I first learnt about true healing when I was in my early 20’s. I went through a phase when I was in my late teens where I grappled with depression and basically wanted to end my life. I now understand it was just a part of me calling out to my calling, loudly to my life’s path.
Well how I see it happened is that my soul needing to understand about my journey and I was blocking truly having to look at myself. Why was that? Well when I was around 16 years of age I was triggered by some trauma in my life and I simply didn’t have any of the tools that I needed at the time. I believe though that my higher self was saying I can help you live but first we have to heal from the pain. I guess what I see now is that I wasn’t truly living, I was completely unhappy and I desperately wanted to live an amazing part of myself, that I knew existed, somewhere? But how could I reach her when I felt so far away? All I knew was that I needed to, and the truth is I had to for myself.
So off I went to find my way back to me and when I was in my early 20’s I met a beautiful healer and she helped me find peace, it was the beginning of me truly come back to life. It was the beginning of knowing in the future how to find that direct path that leads to the truth of me.
How do you find the truth when you can’t see?
When I was in my early 20’s I had my first-born daughter who I adored, I loved being her mum. When I sat before our family doctor one day crying because I didn’t understand what was happening to me he confessed that he thought I was an amazing mother and he was in awe of me. And now I reflect back I probably was doing pretty amazing, for 20-year-old mum but I fell into a deep depression. They called it postnatal depression.
And I want to reassure all of you…
That if any of this has happened to you or even if just for today you are doubting your worth. You are amazing because you are you, and if your a mumma then your pretty amazing at that too. So back to the sharing because that’s what we are here to do.
Postnatal depression wow you may say?
Yep that was the label that they gave me and at that point I was prescribed some medication and sent off to get on with my family and my life.
When I didn’t get over the depression my soul began yelling out to me. I found life started to lead me to seeking with curiosity, how can I help myself feel better?
I ended up going to a meditation group one day with all these older women and that then lead me down the path of healing and then my life really started to change. What I honestly feel in my heart that I didn’t need was medication. I didn’t need to shut down all my feelings and my intuition, what I truly needed was to heal.

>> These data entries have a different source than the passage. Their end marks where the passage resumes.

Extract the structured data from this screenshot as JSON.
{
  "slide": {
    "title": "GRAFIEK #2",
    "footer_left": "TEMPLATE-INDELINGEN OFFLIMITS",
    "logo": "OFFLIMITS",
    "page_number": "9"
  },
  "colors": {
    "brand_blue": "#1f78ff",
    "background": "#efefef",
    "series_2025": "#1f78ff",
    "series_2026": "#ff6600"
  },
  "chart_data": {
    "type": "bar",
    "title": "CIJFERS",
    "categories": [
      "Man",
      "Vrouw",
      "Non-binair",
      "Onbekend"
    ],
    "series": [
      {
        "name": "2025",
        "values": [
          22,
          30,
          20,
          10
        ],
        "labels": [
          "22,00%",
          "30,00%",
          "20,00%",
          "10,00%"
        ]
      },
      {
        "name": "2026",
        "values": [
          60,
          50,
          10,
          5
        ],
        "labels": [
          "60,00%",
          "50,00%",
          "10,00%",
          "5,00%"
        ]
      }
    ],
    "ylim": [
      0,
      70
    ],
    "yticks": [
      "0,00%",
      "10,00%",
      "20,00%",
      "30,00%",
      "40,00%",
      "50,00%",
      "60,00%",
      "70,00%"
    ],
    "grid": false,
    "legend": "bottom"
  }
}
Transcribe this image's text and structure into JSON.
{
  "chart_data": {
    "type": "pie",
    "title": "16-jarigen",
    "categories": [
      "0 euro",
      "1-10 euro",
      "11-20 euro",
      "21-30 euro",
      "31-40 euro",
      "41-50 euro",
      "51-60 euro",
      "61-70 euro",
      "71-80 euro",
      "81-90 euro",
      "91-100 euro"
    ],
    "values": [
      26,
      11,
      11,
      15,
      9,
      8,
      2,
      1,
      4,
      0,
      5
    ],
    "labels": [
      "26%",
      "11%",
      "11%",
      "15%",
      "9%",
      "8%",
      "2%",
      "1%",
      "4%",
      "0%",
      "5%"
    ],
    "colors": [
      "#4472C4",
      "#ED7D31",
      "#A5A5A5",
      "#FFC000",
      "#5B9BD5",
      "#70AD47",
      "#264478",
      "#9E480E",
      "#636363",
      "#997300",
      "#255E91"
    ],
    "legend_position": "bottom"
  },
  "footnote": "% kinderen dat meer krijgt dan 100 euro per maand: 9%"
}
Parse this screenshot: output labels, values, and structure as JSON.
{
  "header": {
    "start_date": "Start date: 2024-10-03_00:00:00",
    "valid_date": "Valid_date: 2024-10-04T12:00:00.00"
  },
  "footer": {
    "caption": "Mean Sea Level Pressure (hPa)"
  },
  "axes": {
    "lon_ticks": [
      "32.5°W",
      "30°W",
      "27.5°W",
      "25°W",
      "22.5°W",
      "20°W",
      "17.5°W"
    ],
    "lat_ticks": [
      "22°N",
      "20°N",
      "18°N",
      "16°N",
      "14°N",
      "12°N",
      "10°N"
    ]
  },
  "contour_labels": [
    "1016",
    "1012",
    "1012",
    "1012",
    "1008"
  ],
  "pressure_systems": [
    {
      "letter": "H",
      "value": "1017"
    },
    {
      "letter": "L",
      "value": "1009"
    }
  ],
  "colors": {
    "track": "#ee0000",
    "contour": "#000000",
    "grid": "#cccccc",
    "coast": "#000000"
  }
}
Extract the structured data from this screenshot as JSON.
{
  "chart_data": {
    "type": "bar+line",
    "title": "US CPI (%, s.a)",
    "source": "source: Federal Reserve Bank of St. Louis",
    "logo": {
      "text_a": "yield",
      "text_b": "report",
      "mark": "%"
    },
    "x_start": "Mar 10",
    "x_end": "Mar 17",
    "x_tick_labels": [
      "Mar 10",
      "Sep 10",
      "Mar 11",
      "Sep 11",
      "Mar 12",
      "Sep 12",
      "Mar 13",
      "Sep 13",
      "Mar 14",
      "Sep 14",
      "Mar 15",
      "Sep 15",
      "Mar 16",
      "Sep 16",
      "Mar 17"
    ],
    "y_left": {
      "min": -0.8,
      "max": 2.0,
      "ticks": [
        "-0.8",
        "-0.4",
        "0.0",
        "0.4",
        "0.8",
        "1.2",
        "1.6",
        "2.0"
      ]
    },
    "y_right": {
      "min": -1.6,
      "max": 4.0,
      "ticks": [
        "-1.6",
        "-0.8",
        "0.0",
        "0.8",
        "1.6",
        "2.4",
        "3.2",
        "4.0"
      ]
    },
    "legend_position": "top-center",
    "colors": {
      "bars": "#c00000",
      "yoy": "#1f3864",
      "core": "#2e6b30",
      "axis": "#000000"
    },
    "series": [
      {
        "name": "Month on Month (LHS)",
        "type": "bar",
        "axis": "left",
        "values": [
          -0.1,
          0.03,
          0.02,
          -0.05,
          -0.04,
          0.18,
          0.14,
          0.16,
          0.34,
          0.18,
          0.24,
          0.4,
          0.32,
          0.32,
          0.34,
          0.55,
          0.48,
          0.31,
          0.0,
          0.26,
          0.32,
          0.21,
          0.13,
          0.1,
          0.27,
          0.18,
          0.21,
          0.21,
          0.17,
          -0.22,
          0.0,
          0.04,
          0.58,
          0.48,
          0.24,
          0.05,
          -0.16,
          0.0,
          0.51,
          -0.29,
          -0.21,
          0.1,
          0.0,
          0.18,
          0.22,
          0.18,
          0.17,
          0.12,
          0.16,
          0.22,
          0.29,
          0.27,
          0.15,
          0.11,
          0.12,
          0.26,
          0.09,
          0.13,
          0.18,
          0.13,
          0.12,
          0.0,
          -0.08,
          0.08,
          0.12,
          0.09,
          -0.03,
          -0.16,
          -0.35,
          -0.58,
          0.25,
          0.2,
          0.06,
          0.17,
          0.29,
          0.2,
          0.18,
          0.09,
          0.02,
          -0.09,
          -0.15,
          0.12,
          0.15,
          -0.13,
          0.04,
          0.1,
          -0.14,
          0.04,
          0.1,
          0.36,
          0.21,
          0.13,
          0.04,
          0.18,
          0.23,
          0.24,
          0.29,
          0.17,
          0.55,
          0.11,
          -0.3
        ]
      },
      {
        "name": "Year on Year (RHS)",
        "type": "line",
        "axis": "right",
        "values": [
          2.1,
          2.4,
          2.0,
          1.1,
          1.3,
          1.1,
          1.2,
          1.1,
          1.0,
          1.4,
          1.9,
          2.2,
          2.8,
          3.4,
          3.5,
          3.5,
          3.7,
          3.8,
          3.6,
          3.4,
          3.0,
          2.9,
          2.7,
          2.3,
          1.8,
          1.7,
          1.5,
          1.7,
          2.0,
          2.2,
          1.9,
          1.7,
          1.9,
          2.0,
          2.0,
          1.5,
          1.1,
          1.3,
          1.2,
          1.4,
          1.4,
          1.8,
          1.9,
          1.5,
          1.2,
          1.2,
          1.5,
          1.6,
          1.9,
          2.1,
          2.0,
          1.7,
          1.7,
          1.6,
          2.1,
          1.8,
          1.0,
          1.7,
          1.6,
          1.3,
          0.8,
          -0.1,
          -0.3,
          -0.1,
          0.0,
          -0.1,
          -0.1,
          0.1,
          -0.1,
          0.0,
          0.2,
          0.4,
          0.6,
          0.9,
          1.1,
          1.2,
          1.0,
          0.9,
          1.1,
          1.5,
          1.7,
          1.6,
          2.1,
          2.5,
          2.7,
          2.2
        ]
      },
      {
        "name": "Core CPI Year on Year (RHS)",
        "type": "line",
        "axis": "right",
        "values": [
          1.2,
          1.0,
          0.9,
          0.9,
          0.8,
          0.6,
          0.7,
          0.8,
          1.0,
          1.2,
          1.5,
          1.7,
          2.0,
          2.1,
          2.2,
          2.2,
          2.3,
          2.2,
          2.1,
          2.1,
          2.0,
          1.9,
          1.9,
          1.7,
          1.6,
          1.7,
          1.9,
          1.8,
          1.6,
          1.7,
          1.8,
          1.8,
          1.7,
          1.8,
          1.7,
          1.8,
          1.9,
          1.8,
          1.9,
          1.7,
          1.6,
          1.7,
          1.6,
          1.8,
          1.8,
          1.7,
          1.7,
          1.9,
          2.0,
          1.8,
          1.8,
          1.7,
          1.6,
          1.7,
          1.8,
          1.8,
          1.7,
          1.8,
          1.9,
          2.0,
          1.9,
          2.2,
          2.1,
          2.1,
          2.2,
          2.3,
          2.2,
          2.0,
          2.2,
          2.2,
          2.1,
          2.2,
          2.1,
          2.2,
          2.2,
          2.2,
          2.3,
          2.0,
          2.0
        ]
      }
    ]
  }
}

And I get it sometimes people may need that kind of medical intervention and at times it may be what they truly need. However I can only speak for myself and what happened for me.
When I started my healing journey I began to find peace within my life and I started to address my core feelings around the absence of my father and the trauma from my teens. I finally wasn’t numb anymore and I found a place to start coming home to me.
And you know what I realized?
Was that all through my whole life someone has always appeared to help guide me and bring me to a place of healing and being at home in me.
And I believe we can all have that when we open ourselves and our awareness up to something greater than us. This creates new possibilities that can open us up to a new pathway for some kind of magic to happen.
Then one day it all began to start making sense, it lead me down the path of studying counseling which brought me to understanding the body and guided me to want a deeper understanding of the human psyche and the soul.
You see all of life’s experiences on our journey actually help us become the men and women we are today. It eventually does all come full circle. I can honestly say I feel so blessed that each soul who sits before me has been a version of me at some point and in someway.
I believe that we can truly understand other people’s pain related through direct life experience. Depression, grief and anxiety have touched the depth of my path too.
What I learnt was to see into the dark and pave a new path of my hearts desires and the best news is that I now help others to do this too! What if maybe your pain is the greatest gift of your soul calling, calling to you?